Em todo o mundo parece haver a nível interpessoal uma forte relação entre a violência e a pobreza, desigualdade de rendimentos das etnias, géneros e raças, uso de drogas ilegais e outras socialmente aceites, falta de valores comuns, relações estáveis e seguras entre as crianças e os pais. Estou convencido de que se estabelecêssemos colónias noutros planetas, exportaríamos os modelos de violência já existentes na Terra. A verdadeira mudança de paradigma só se implementará se ocorrer dentro de cada um de nós, enquanto isso não suceder as conquistas exteriores vão-nos iludindo. 

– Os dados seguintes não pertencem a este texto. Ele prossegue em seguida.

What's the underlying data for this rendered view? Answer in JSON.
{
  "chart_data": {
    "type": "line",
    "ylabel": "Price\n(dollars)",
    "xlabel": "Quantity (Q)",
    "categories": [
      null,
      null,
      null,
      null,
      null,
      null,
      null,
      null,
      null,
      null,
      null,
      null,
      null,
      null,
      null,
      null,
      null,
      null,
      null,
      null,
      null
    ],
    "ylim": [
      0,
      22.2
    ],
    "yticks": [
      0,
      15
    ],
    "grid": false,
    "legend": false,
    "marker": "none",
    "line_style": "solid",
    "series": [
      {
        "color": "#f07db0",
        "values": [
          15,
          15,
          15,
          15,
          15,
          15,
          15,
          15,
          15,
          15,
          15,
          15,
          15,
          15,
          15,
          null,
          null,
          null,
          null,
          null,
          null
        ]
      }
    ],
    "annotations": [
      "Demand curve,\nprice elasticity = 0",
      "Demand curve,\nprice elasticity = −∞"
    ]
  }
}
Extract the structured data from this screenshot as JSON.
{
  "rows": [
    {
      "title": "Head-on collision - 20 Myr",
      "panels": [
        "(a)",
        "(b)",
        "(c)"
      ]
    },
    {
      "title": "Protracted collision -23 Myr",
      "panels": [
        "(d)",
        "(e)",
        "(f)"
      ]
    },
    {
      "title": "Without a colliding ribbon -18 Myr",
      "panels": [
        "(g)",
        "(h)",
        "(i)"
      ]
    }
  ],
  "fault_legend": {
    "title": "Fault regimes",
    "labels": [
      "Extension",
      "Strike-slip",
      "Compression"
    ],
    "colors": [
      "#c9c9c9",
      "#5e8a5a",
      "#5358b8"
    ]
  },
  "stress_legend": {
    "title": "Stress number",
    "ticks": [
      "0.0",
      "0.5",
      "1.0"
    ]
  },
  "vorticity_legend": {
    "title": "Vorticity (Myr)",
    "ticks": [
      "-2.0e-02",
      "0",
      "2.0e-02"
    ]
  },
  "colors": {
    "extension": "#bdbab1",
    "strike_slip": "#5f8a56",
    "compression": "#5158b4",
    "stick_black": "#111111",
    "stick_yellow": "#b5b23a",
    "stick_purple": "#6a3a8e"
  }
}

Apesar de o sistema límbico ser muito complexo, hoje há evidências de a amígdala, uma região no cérebro que controla reacções emocionais a estímulos marcantes, ser um dos mais importantes centros reguladores dos comportamentos sexuais e agressivos. As dificuldades económicas, a frustração, imobilidade e tédio, o consumo de álcool, as notícias e entretenimento que nos são disponibilizados não estarão a exercer sobre a amígdala uma hiper excitação? E a violência não será também um gigantesco negócio baseado na exploração das funções primitivas do cérebro, e cujos danos colaterais não são assumidos por quem a promove? É uma lástima constatar que continuamos a ser explorados como bichos porque negligenciamos aquilo que nos eleva da bestialidade, o neocórtex. Anda o Homem há milhões de anos a somar córtex cerebral, para no fim do século XX o Silva ser pior que um animal – “Violência” – Fúria do Açúcar, 1997.